13 juillet, 2023Le syndicaliste malgache Zotiakobanjinina Fanja Marcel Sento Chang (26 ans) se remémore avec acuité les événements qui l’ont conduit à être injustement emprisonné pendant neuf mois : avoir publié sur les réseaux sociaux un article sur les discussions ayant eu lieu lors d’une réunion avec la direction de l’usine de confection E-Toile SA à Antananarivo, où il travaillait en tant que machiniste.
Dans un entretien avec IndustriALL, il confie :
“Le 27 août 2022, alors que j’étais en congé annuel, la gendarmerie est venue me chercher à mon ancienne adresse. Comme ils ne me trouvaient pas, ils se sont rendus à l’usine et ont obtenu mon numéro de téléphone par l’intermédiaire de collègues. J’ai alors reçu un SMS m’invitant à me présenter au poste de police le plus proche, ce que j’ai fait le lendemain. J’ai alors été arrêté après avoir été informé que j’avais divulgué des informations sensibles concernant E-Toile sur les médias sociaux.
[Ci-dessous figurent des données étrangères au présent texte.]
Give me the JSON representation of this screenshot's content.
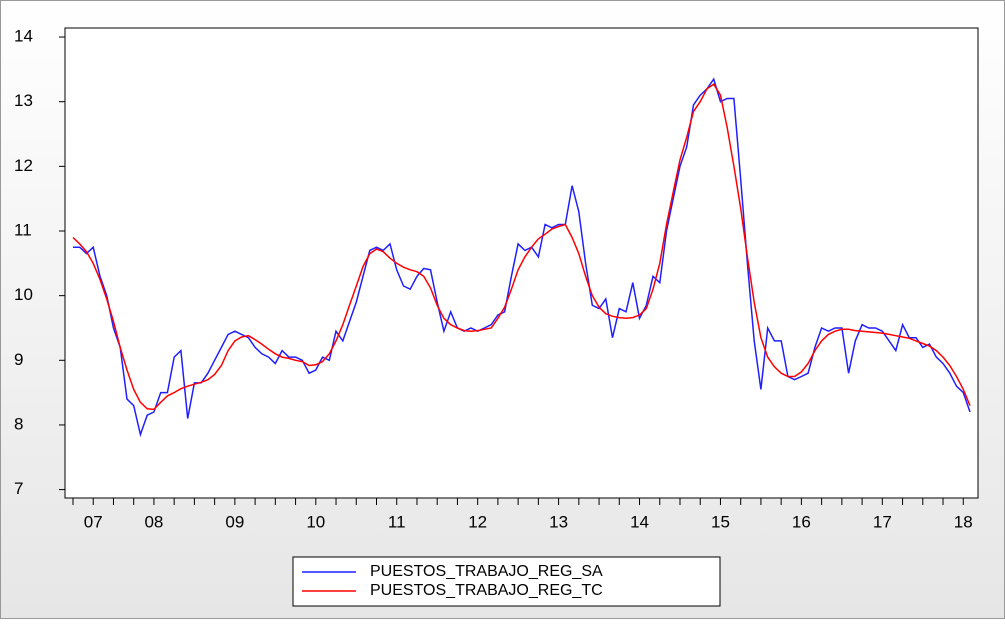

J’avais publié les résultats des élections des représentants du personnel, les réponses de la direction aux plaintes des travailleurs concernant les mauvais repas fournis par l’employeur, l’existence d’une formation dispensée au personnel et aux représentants syndicaux par l’inspection du travail ainsi que les préoccupations des travailleurs concernant des heures supplémentaires non rémunérées.”
Sento avait été invité à la réunion en tant que représentant syndical adjoint du SVS, affilié à IndustriALL. Le procès a eu lieu le 1er septembre et il a été condamné à 12 mois d’emprisonnement ainsi qu’à une amende de 400.000 Ariary, qu’il n’a jamais payée. Après avoir purgé neuf mois, il a bénéficié d’une grâce présidentielle pour les trois mois restants.
“Bien que j’aie fait appel de la condamnation et de la peine infligée pour violation d’informations confidentielles, l’appel n’a été entériné qu’après la peine d’emprisonnement.”
Antanimora à Antananarivo, où il a purgé sa peine, est l’une des pires prisons du monde, surpeuplée et dans un état déplorable selon les agences de l’ONU.
“La vie en prison était difficile. Les cellules étaient ouvertes à 6 heures du matin. Les gardiens de prison comptaient les détenus et les remettaient à ceux qui prenaient leur relève. J’étais dans une cellule avec plus de 130 détenus et le nombre ne cessait d’augmenter, car de nouveaux prisonniers arrivaient chaque jour. Nous dormions sur des lits de fortune faits de planches qui pouvaient accueillir jusqu’à trois prisonniers et n’avions qu’un seul repas par jour, composé de manioc bouilli, servi à 15 heures. À moins que votre famille n’apporte de la nourriture supplémentaire, vous mourriez de faim la plupart du temps. À 18 heures, nous étions de retour dans les cellules”.
Avec une jeune famille, une compagne, un enfant en bas âge et un nourrisson, Sento espère retrouver son ancien emploi.
“Je veux retrouver mon emploi pour pouvoir subvenir aux besoins de ma famille”.
Sa famille a trouvé un avocat pour le représenter pendant la procédure d’appel.
“Je voudrais remercier IndustriALL, le SVS et les autres organisations impliquées pour leur soutien pendant mon emprisonnement. Ce soutien m’a donné de la force et j’ai senti que je n’étais pas seul dans la lutte au nom des travailleurs”.
Après que le SVS, la CSI et IndustriALL ont porté l’affaire devant la Conférence internationale du travail, la Commission d’experts pour l’application des normes a recommandé que le gouvernement malgache “annule immédiatement et sans condition la condamnation” de Sento et “s’abstienne d’utiliser le droit pénal pour cibler les syndicats”.
Mais le groupe Alsico, dont E-Toile SA est une filiale, maintient la même attitude en déclarant :
“Il ne nous appartient pas de commenter les décisions des juges, ni de commander ou de faire pression sur la justice, ni de commenter le droit malgache. Nous menons tous le même combat, chacun à notre niveau”.
Atle Høie, Secrétaire général de l’IndustriALL, a pour sa part déclaré :
“Nous continuerons à apporter notre soutien pour obtenir justice pour Sento et l’effacement de son casier judiciaire. Les syndicalistes ne sont pas des criminels, mais des militants de la liberté syndicale, internationalement reconnue, et de la protection des droits fondamentaux au travail”.